Amazon’s Alexa has been struggling to gain traction with developers and users alike. Once hailed as a revolutionary technology, the voice assistant has failed to yield the robust ecosystem of apps that Amazon had envisioned. The company had offered rewards programs to incentivize third-party developers to build Skills for Alexa, but these programs have now been discontinued.
According to a podcast from Skills developers Mark Tucker and Allen Firstenberg, dozens of third-party devs are contemplating whether it’s still worthwhile to develop Alexa skills. This suggests that there is little interest in the Skills incentives programs offered by Amazon. In fact, Bloomberg reported that “fewer than 1 percent of developers were using the soon-to-end programs,” per an Amazon spokesperson.
The top Alexa skills, in order, are: Jeopardy, Are You Smarter Than a 5th Grader?, Who Wants to Be a Millionaire?, and Calm. These basic tasks are not exactly what one would call a futuristic list of must-have technological feats. For years, people have wondered when the “killer app” would come to catapult Alexa’s popularity, but now it seems like Alexa’s only hope at that killer use case is generative AI (a gamble filled with its own obstacles).

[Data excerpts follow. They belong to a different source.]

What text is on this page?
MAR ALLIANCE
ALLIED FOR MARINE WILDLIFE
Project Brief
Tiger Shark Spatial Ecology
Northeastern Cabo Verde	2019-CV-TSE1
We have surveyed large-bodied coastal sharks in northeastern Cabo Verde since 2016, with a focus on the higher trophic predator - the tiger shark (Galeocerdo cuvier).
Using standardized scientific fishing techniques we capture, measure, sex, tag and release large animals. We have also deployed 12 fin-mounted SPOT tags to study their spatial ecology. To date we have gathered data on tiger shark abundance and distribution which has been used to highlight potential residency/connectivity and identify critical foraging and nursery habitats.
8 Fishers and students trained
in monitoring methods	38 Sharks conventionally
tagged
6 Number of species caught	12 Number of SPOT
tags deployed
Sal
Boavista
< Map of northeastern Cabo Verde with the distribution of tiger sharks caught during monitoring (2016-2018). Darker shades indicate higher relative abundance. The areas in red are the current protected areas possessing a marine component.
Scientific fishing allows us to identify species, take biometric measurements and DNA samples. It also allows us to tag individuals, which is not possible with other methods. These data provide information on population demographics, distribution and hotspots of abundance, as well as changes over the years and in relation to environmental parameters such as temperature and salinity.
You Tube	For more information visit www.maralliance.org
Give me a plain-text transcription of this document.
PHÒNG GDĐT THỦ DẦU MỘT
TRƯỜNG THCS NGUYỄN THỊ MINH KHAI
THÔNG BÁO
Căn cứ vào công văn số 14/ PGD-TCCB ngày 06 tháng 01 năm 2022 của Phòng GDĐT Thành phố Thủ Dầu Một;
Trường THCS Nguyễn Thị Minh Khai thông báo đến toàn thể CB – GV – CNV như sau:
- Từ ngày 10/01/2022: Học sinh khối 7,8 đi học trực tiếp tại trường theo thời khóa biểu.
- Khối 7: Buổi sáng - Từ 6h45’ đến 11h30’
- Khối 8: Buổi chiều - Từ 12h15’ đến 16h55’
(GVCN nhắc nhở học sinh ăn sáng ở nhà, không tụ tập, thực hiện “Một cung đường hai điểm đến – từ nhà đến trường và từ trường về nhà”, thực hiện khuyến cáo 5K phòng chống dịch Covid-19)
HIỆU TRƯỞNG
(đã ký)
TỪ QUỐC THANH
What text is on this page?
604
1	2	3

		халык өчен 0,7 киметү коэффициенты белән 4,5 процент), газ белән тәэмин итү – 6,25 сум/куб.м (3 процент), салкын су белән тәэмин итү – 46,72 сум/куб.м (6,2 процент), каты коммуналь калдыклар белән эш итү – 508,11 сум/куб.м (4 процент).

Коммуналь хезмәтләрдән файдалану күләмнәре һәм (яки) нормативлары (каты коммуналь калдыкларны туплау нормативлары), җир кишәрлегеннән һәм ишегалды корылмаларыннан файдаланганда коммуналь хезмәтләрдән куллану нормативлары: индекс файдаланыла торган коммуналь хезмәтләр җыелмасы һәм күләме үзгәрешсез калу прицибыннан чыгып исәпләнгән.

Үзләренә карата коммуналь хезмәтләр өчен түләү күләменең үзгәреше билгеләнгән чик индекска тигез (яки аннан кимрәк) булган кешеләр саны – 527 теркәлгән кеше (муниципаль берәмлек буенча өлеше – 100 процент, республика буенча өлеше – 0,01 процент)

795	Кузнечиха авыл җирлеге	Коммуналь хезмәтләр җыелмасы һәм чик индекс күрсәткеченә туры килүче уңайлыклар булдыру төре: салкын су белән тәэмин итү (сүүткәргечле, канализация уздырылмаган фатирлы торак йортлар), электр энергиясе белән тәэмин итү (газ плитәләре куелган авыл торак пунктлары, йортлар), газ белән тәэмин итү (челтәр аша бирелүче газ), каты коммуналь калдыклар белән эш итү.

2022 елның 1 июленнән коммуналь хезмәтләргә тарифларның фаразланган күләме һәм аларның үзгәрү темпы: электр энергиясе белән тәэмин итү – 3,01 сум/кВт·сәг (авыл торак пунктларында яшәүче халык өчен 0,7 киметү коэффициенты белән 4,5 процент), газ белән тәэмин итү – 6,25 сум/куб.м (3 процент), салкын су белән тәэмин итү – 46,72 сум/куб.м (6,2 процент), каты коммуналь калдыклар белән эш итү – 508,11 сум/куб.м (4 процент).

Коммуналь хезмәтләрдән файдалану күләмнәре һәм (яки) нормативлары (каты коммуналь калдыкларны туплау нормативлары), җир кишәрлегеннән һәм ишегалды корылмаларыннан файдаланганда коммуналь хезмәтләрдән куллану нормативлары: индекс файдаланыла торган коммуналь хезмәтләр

Third-party developers found it hard to make money off Skills, with a rare few pointing to making thousands of dollars at most and the vast majority not making anything. As a result, Amazon has reduced the amount of money it paid out to third-party developers, an anonymous source told Bloomberg. The source noted that the apps made by paid developers weren’t making the company much money.
Come 2024, the most desirable things you can make Alexa do remain basic tasks, like playing a song and apparently trivia games. Amazon hasn’t said it’s ending Skills, but with minimal incentive and little interest in developing new Skills, it seems that the platform is struggling to gain traction.
The writing on the wall is that Amazon doesn’t have the incentive or money to grow the Alexa app ecosystem it once imagined. Voice assistants largely became money pits, and the Alexa division has endured recent layoffs as it fights for survival and relevance. Meanwhile, Google Assistant stopped using third-party apps in 2022.
For now, developers can still make money off Skills with in-app purchases, but the incentive is minimal. Amazon’s notice to devs said, per Bloomberg, “Developers like you have and will play a critical role in the success of Alexa, and we appreciate your continued engagement.” However, it remains to be seen how “critical” Amazon treats those remaining developers once its generative AI chatbot is ready.